Halo 3: Series 4 - 6 (McFarlane Toys)

It's been a long time since our original post documenting the first three series of Halo 3 toys. Back when we wrote that, the series was relatively new. Series three had just come out, and series four had already been announced. Halo fans were chomping at the bit to get their hands on each new figure, despite the various repaints and exclusives.

To be a fan of Halo figures, it is essential that one have the following;

1) A seemingly endless influx of cash
2) A lot of gas for their vehicle
3) A love for the secondary market

Let's talk about number one on that list. McFarlane Toys are expensive fresh from the factory. Each figure can set you back anywhere from fifteen to twenty dollars. These prices quickly skyrocket on secondary markets for certain figures (see number 3 below).

As far as number two is concerned, they're also incredibly difficult to find in one specific location, and that's not even including all those exclusives. To walk into just one store and find an entire assortment of figures from any given wave is next to impossible due to the limited amount of any one particular figure packed in cases.

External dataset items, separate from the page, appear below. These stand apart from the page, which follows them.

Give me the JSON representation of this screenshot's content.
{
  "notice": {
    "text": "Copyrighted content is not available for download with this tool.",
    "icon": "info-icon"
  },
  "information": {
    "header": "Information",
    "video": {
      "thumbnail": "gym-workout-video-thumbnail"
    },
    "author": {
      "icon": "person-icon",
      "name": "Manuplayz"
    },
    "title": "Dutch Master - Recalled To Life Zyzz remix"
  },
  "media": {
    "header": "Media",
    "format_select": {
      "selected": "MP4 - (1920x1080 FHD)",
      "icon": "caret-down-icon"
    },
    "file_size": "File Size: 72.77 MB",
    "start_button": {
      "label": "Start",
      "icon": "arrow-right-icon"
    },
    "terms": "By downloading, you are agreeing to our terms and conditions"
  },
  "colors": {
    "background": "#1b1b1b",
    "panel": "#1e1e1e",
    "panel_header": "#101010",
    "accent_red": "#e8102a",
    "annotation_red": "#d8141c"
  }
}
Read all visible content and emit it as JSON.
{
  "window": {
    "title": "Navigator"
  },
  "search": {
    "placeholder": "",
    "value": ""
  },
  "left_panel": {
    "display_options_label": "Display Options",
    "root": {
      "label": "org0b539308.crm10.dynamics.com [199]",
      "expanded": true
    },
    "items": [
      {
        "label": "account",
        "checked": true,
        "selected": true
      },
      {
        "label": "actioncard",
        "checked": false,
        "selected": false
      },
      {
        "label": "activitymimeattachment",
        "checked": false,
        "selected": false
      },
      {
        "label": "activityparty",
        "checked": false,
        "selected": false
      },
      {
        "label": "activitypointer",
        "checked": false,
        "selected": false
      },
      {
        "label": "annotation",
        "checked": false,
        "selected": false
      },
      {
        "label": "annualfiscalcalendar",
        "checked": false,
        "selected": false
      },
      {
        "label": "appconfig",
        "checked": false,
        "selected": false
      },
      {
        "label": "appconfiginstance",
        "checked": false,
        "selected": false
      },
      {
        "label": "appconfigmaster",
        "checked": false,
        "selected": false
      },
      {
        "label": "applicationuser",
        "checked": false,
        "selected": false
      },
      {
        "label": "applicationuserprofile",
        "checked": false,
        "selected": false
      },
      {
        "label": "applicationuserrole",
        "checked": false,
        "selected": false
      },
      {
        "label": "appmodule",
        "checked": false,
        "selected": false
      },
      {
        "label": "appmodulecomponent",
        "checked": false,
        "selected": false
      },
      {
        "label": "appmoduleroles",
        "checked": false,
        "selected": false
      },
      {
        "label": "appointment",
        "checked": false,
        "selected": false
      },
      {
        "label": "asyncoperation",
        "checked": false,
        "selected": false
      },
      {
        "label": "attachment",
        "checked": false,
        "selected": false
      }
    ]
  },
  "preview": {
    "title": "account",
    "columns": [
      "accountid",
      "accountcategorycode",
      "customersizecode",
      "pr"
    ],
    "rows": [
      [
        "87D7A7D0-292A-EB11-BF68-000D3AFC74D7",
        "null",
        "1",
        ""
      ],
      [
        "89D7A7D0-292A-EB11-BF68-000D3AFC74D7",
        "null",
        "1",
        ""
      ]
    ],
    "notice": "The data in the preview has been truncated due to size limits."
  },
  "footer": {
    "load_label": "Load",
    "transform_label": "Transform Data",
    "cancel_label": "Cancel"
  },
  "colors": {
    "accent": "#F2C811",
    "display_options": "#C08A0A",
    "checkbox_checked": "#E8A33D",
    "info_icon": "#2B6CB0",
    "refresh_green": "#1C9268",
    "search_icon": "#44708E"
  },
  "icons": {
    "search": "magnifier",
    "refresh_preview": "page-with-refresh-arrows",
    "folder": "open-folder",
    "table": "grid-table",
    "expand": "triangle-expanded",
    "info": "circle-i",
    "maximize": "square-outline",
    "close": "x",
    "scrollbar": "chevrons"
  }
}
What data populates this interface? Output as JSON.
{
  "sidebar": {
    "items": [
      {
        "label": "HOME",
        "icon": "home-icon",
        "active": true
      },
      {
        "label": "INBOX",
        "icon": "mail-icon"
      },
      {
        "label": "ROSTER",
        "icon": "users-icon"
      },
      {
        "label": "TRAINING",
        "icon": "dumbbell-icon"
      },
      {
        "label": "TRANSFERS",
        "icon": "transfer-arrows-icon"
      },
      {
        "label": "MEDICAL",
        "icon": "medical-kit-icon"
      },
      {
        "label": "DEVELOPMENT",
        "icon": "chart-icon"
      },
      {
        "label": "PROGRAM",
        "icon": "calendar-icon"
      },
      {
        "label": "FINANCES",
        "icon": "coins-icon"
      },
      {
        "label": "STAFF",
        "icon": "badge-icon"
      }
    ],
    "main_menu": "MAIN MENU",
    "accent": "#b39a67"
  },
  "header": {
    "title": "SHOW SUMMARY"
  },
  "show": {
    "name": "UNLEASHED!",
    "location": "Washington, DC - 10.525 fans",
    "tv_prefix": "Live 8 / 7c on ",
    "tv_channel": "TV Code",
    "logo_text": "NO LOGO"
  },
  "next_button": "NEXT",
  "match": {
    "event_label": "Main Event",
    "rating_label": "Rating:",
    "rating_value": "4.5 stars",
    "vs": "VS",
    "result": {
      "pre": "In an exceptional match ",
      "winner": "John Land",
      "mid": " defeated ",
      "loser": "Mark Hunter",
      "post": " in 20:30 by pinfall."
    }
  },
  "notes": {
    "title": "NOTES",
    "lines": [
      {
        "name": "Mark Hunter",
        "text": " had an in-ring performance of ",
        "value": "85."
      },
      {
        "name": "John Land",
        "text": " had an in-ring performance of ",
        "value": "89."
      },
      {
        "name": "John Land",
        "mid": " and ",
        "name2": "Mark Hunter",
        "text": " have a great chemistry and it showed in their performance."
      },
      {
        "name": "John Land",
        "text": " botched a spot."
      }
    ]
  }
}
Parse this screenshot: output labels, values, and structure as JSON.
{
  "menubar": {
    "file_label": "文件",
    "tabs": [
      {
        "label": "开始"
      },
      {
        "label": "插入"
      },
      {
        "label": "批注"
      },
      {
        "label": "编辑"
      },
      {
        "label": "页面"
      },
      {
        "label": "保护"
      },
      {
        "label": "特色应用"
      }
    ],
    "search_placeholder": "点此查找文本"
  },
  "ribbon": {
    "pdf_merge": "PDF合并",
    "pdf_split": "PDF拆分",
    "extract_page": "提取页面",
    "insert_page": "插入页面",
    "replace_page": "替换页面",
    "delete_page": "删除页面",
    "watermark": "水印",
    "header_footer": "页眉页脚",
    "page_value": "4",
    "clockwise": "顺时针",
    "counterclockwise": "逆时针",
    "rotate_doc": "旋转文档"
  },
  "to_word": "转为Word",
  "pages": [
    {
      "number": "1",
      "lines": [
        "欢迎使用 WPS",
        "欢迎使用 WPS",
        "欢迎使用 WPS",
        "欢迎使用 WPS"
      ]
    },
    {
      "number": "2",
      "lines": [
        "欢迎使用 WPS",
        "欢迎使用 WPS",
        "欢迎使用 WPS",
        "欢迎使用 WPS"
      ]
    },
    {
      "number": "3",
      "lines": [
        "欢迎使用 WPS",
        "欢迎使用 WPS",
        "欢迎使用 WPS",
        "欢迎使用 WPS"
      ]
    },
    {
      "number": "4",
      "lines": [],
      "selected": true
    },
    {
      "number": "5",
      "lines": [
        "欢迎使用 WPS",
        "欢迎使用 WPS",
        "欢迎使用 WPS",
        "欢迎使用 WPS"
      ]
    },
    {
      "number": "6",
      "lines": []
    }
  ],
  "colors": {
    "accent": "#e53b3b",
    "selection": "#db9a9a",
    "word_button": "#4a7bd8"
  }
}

Supply often times fails to meet demand.

That's where number three comes in. Unfortunately a fair amount of collectors have had to turn to secondary markets to fulfill their action figure collecting needs. Sure it could be argued that on occasion the amount of money saved in gas from searching for said figures equals out to the price of a secondary market value, but who can be sure? Then you throw in all those difficult to obtain exclusives, which may or may not have a store location in your area, and throwing the fuel factor back into the mix may not be plausible to venture out for.

While these three factors are common these days for practically any line of action figures, it seems more so a counterpart to McFarlane toys. So what makes it worth it? We feel the toys speak for themselves on that regard. Great sculpts of characters, incredibly detailed accessories, and amazing packaging make it easy to fall into an OCD habit of tracking down figures.

Unlike the prior series which included a set for campaign characters and multiplayer characters, the forth series simplified by making a series known as "Equipment Edition" figures. We haven't honestly figured out what makes these characters such an edition as they don't appear to come with any more accessories than the prior figures. In fact, some come with considerably less. Regardless, fans were so eager to collect them that pegs were soon empty from store to store.

The Equipment Edition line consisted of nine figures, four of which were exclusive to specific stores.

The Griftball Spartan which was produced for and sold strictly at San Diego Comic Con was a nod at the fans who followed the Red Vs. Blue series.

One deluxe figure and three deluxe sets were also incorporated into series 4 (the deluxe sets were released towards the tail end of the series). Worth mentioning is that the deluxe sets (not including the single packed deluxe figure) were also the first toys released under the new title for the series - Halo: The Halo 3 Collection.

The armor pack sets are among fan favorites for their interchangeable armor, and vast assortment of weapons. Each pack had the ability to transform your figure into four different Spartan types.

By the end of the line, the series was titled simply as "Halo", and continued as such throughout the remaining line (series eight).

Series five launched with two of the most popular packs to date - Sgt. Avery Johnson, and the Halo Wars Weapon Pack. Not only is Johnson a fan favorite character, but in a series that for the majority consisted of various repaints, the figure was a welcome addition - something new.

The weapons pack gave collectors the opportunity to bolster their arms, and offered an incredible variety of detailed weapons. Some would argue that in the world of Halo the guns themselves are so unique that they stand out as their own "characters" in the story.

Series five, which was also considered to be part of the Equipment Edition, consisted of twelve characters - five of which were store exclusives at various locations.

Series six pushed the Equipment Edition aside, and instead went with the all new series, the Medal Edition. Each figure came packed with a unique medal, and an impressive variety of weapons.

With the release of the new game, Halo 3: ODST, fans were eager to get their hands on the newly introduced Rookie figure. Despite the popularity of the figure, it seemed to be manufactured in abundance, and became one of the more common figures to see on pegs long after series six was replaced with series 7 despite the amount of sales.

Out of the twelve figures produced for series six, half were store exclusives at various stores.

To round off series six, McFarlane Toys produced a vehicle - three times over. While it can be said that this was technically not the first vehicles for the series (series one had three - Brute Chopper, Ghost and Warthog), unlike the prior vehicles these were designed to interact with the figures. The prior released vehicles were scaled down, and there was no possible way to interact your figures with them.

The sixth series Mongoose came packed with one of three different Spartan figures depending on which version you bought. McFarlane Toys was well up to its patented tricks of repainted rinse and repeat toys.

Though despite it all, Halo fans love the series, and continue to support it today. Halo toys have become one of if not THE top seller for the company, and we so no reason why they will stop producing them any time soon.